Lauren Dornfeld – Bringing Business and Organizational Expertise to Technology
I am a Senior Manager with Imaginea, where I partner with companies nationwide and across industries to ensure their digital touchpoints are optimized and engaging for their users. Whether they are customers, employees or partners.
From Retail to Technology
I sort of fell into a career in technology. I began my career in retail. After receiving my MBA, I ended up on a path that led me to technology – working with predominantly retailers and CPG clients across the U.S. I’ve been in technology for a little over 4 years now. I’ve stayed in tech because of how fast moving and innovative the industry is.
I don’t consider my journey to technology to be a straightforward one, in the sense that my education was unrelated as was the beginning of my career. In college I was a double major in History and Spanish. I began my career in retail and later completed an MBA with concentrations in Finance and Strategy.

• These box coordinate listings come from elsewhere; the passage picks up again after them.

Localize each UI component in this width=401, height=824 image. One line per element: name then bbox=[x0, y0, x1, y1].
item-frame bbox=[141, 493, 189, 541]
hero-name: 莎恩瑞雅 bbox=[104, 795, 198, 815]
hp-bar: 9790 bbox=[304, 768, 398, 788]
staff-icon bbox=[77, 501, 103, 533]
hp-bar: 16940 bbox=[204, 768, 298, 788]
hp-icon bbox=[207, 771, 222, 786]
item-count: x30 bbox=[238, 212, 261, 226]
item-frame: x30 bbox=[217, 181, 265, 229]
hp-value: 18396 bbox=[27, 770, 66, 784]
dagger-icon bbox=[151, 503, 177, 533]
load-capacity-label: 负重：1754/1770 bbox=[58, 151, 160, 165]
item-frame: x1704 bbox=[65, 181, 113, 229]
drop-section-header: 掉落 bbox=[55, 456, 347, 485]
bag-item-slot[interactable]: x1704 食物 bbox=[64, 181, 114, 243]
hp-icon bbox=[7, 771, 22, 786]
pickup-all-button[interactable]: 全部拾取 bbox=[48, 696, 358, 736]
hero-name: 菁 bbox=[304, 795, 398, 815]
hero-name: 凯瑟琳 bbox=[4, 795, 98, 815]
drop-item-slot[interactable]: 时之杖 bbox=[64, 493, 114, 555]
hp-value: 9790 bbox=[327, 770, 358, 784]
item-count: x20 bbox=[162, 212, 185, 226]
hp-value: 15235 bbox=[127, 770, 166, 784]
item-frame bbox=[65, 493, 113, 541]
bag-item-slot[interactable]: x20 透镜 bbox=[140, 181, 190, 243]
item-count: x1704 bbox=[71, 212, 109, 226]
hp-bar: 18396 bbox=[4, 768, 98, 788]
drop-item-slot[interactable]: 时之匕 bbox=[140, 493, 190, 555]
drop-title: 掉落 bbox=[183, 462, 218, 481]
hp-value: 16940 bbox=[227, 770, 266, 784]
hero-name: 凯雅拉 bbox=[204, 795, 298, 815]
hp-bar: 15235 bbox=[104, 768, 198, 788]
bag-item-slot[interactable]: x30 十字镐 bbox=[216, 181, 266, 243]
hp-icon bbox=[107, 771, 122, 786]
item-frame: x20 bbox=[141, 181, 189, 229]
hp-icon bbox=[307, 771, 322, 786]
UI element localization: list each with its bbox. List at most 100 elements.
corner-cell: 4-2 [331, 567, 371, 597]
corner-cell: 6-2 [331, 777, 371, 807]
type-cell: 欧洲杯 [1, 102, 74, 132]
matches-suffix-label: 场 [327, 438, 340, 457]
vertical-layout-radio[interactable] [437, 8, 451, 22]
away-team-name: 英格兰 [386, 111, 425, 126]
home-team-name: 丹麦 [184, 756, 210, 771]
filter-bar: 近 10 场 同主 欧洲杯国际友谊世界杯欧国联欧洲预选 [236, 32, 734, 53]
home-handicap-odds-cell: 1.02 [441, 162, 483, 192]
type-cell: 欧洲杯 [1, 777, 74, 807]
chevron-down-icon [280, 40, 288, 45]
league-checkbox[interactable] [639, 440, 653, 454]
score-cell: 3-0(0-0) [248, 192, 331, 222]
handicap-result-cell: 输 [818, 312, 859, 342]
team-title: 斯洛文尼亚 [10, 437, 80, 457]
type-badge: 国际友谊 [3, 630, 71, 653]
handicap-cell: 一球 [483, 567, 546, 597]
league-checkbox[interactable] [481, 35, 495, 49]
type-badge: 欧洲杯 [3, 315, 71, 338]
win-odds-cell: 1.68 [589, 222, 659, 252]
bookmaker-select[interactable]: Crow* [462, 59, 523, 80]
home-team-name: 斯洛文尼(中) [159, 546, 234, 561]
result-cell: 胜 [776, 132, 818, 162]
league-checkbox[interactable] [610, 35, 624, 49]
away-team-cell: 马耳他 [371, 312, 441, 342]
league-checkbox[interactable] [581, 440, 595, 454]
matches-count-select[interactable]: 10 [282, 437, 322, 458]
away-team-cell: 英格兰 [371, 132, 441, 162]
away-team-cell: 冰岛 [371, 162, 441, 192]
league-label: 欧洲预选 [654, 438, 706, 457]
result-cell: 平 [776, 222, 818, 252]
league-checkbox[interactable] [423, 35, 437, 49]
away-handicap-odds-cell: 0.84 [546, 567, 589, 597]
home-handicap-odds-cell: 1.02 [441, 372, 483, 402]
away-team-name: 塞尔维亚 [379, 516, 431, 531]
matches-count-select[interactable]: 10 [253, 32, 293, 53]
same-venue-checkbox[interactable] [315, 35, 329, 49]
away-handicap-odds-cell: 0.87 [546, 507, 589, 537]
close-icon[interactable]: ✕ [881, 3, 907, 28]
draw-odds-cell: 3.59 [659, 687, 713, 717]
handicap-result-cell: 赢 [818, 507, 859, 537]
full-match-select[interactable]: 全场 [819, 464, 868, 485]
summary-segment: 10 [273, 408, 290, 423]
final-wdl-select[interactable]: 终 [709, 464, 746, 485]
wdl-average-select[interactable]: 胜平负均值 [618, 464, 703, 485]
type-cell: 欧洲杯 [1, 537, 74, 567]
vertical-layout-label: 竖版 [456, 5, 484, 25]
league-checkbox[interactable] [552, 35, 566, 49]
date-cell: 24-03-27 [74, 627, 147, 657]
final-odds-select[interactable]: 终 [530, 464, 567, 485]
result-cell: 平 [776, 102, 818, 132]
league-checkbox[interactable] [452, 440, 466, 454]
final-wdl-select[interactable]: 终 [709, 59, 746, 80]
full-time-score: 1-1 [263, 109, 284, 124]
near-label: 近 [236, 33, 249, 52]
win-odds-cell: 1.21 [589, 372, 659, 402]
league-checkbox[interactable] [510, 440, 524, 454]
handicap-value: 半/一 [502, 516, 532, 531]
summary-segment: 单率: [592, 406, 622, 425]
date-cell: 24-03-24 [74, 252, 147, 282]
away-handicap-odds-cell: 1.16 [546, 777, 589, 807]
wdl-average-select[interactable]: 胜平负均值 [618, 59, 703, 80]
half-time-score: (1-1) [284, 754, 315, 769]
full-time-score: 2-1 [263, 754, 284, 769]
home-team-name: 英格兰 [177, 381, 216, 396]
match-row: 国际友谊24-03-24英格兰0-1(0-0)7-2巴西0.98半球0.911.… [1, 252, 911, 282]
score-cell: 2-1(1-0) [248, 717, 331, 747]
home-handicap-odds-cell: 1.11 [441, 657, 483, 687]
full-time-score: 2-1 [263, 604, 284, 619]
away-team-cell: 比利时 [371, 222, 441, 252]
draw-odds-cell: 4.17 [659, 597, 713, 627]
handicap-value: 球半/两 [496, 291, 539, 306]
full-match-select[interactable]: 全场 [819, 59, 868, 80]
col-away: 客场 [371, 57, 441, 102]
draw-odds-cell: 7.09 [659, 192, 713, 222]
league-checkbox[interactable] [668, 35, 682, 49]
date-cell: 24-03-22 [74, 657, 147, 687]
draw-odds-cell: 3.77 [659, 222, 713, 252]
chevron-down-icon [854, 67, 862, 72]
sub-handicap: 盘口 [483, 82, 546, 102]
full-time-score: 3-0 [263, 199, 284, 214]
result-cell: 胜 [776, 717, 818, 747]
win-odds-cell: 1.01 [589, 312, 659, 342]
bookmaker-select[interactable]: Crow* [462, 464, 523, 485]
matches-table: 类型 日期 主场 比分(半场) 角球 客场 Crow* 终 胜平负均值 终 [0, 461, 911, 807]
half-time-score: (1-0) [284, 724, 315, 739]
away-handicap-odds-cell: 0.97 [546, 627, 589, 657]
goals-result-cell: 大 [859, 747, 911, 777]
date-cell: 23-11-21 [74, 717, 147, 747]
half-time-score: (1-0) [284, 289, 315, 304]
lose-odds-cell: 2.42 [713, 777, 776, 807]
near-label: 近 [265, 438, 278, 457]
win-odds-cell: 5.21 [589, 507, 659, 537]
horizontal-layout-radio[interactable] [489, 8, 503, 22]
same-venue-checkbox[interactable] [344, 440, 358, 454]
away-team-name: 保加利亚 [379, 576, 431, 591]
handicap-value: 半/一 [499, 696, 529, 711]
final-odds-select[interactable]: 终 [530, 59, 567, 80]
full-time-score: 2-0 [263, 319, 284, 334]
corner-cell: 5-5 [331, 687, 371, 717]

After spending about a year in economic development, a move that brought me south to Atlanta, I was recruited into my first technology job. It was not based upon my technical abilities, but my industry and domain knowledge of retail and CPG, in addition to my MBA education. My employer was looking to bring on new hires that could round out its predominantly technical workforce with people who could understand the organizational strategies of the companies we were working with. They were looking for opportunities where technology could give them an edge in the marketplace, create efficiencies, or create new connections with customers.
Encouraged by Mentors
I’ve had a few mentors over the course of my career that have made an impact. When you’re a young female in a predominantly male industry, it can be somewhat easy for you to doubt yourself or be over cautious at every move. Each of my mentors played a role in encouraging me to have confidence and trust in my abilities, and that I add value to my clients and employers.
I don’t think this is surprising, but blockchain is a huge buzzword within the industry right now. It goes beyond just cryptocurrencies. While the technology isn’t necessarily new, a lot of enterprises have just started to explore use cases and strategize where it makes sense to incorporate blockchain into their ecosystems. Another area is AI. I’ve seen a lot of enterprises finding impressive impact, not only in cost reduction, but also data integrity by adopting AI, such as robotic process automation, into their organizations.
Looking Back and Looking Forward
I anticipate numerous technological advancements in the next decade or two (proliferation of AI, anyone?). What I find more fascinating to watch for is how technological advancements and the digitalization of the world will impact society. Much of what we’ve witnessed through history is how a new technology can be a divider between ‘haves’ and ‘have nots.’
For example, when the car first reached the market (pre-Henry Ford), it was predominantly those of higher incomes who could afford the luxury and convenience of the invention. Ford’s standardization and thus cost reduction of production democratized the automobile and forever changed society. It in part gave rise to the American middle class. The same trend could be seen in personal computing, where the cost was rather prohibitive in its infancy.
Flash forward to today. We are living through the democratization of technology. This has a huge impact on societies across the globe – particularly in developing nations. A prime example is what mobile has done. Whether it be greater access to information, capital or services such as healthcare, mobile technology has vastly impacted the ability for the traditional ‘have nots’ to experience some of the same opportunities, or modern human necessities as those of greater economic means.
This opportunity has enabled developing nations to advance themselves and leapfrog developed nations in adoption of new technology. Mobile payments is a great example. Overall, this phenomenon will only be accelerated in the next 20 years as more people gain access to technology.
Perception of Women in Technology
If I could change anything about the field, I would want to alter the perception of women in technology. I don’t think this is simply men’s perception of women in the field, but that women can often subjugate themselves to undue criticism that can hinder their ability to grow professionally. This ultimately results in fewer women in leadership positions. Fewer women leaders don’t bode well for the industry, or the companies they’re a part of.
Sharpen Your Skills
Technical acumen is incredibly important in technology, and more so depending on what career you are trying to pursue. However, some of the most successful people have a blend of technical skills and business strategy knowledge. It enables them to see the big picture and dive deeper to find a technical solution to a problem.
There is a Place for You in Technology
There is a world of opportunities in technology. It’s important to go beyond the traditional mindset that only engineers and developers have a place in the industry. There are numerous opportunities for “non-techie” people to make an impact in technology. It’s easier to pick up technical skills quickly than it would be to learn business strategy in the same timeframe. It can take years to build up your knowledge of businesses across various industries and is often something that is best learned via experience.
Having a strong foundation in this area allows you to get ‘out of the weeds’ of technology and have meaningful conversations with a company’s leadership (whether your own or a client). You’ll add great value to the process.
Lauren Dornfeld is a Senior Manager with Imaginea. She is an IT-oLogy Tech Hero!